Mein Blick schweifte zu einem Mädchen und ihrem Freund vermutlich. Er hielt sie in den Armen und schützte sie, da das Mädchen ziemlich verloren schien.
Ich lächelte auf.
Die beiden erinnerten mich ein bisschen an Logan und mich. Vor der Zeit mit Kyla natürlich.
Alles war irgendwie perfekt, eine kleine heilvolle wunderbare Welt, ein Rückzugsort. Mein Lieblingsplatz.
Ich wünschte mir nichts sehnlicher als wieder so etwas für jemanden zu empfinden, wie für Logan, aber darüber durfte ich mir im Moment keine Gedanken machen.
Logan musste aufwachen und ich würde auf ihn warten. Was nach dem Aufwachen passieren würde, weiß ich noch nicht, aber es war zu früh um mir bereits Gedanken zu machen.
Eine Dame hinter mir räusperte sich und ich richtete meine Aufmerksamkeit wieder nach vorne.
Ein paar Sanitäter eilten hektisch in die Gänge und verschwanden wieder.
Ich nahm einen Kaffee, bezahlte und schlenderte zurück zu Logans Zimmer.
Müde trank ich einen großen Schluck und blieb kurz vor einem Regal mit Broschüren stehen.
Es gab die Unterschiedlichsten für fast alle Krankheitsfälle. Mir stach eine Pinke ins Auge. Ich las die Überschrift: Stecker ziehen?

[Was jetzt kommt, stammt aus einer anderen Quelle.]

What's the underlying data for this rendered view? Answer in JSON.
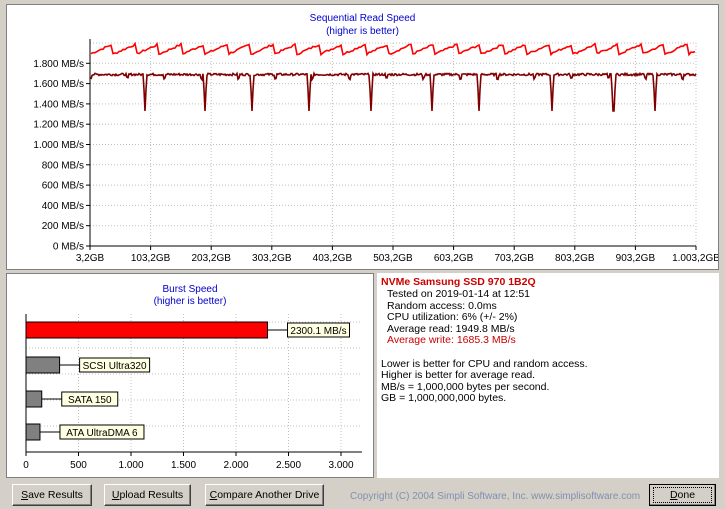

Ich rümpfte die Nase und trank einen weiteren Schluck.
Logan musste natürlich nicht künstlich am Leben beatmet und versorgt werden, aber ich verstand es als Metapher.
Wenn Logan nicht in ein paar Tagen oder Wochen aufwachen würde, konnte man Logans Mutter andere Optionen anbieten, wie beispielsweise eine Organspende. Keine Frage, eine Organspende ist eine tolle Sache für alle die ein neues Körperteil brauchten aber das würde heißen, Logan würde für Tod erklärt werden und soweit war ich noch nicht.
Ich hatte immernoch Hoffnung. Er war stark, stärker als jeden den ich kannte, nicht nur körperlich sondern auch psychisch.
Tief atmete ich aus und nahm die Broschüre mit zittrigen Händen entgegen.
Schnell drehte ich mich um und ging in den Gang von Logans Zimmer. Plötzlich sah ich ein paar Sanitäter und Ärzte an einem Zimmer stehen.
Unruhe stieg in mir auf und ich beschleunigte meinen Gang, bis ich schließlich rannte.
"Was ist los?", fragte ich außer Atem.
Keiner antwortete mir.
Panik kroch langsam hoch.
Ich konnte nichts sehen, alle standen um Logans Bett herum, aber mit einem Mal beugte sich der Arzt wieder hoch und lächelte mich an.
Stirnrunzelnd sah ich zu dem schlafenden Logan, aber es raubte mir den Atem den liegenden Jungen auf dem Bett zu sehen.
Denn Logan war alles andere im Schlaf, Logan musterte mich müde mit seinen braunen Augen.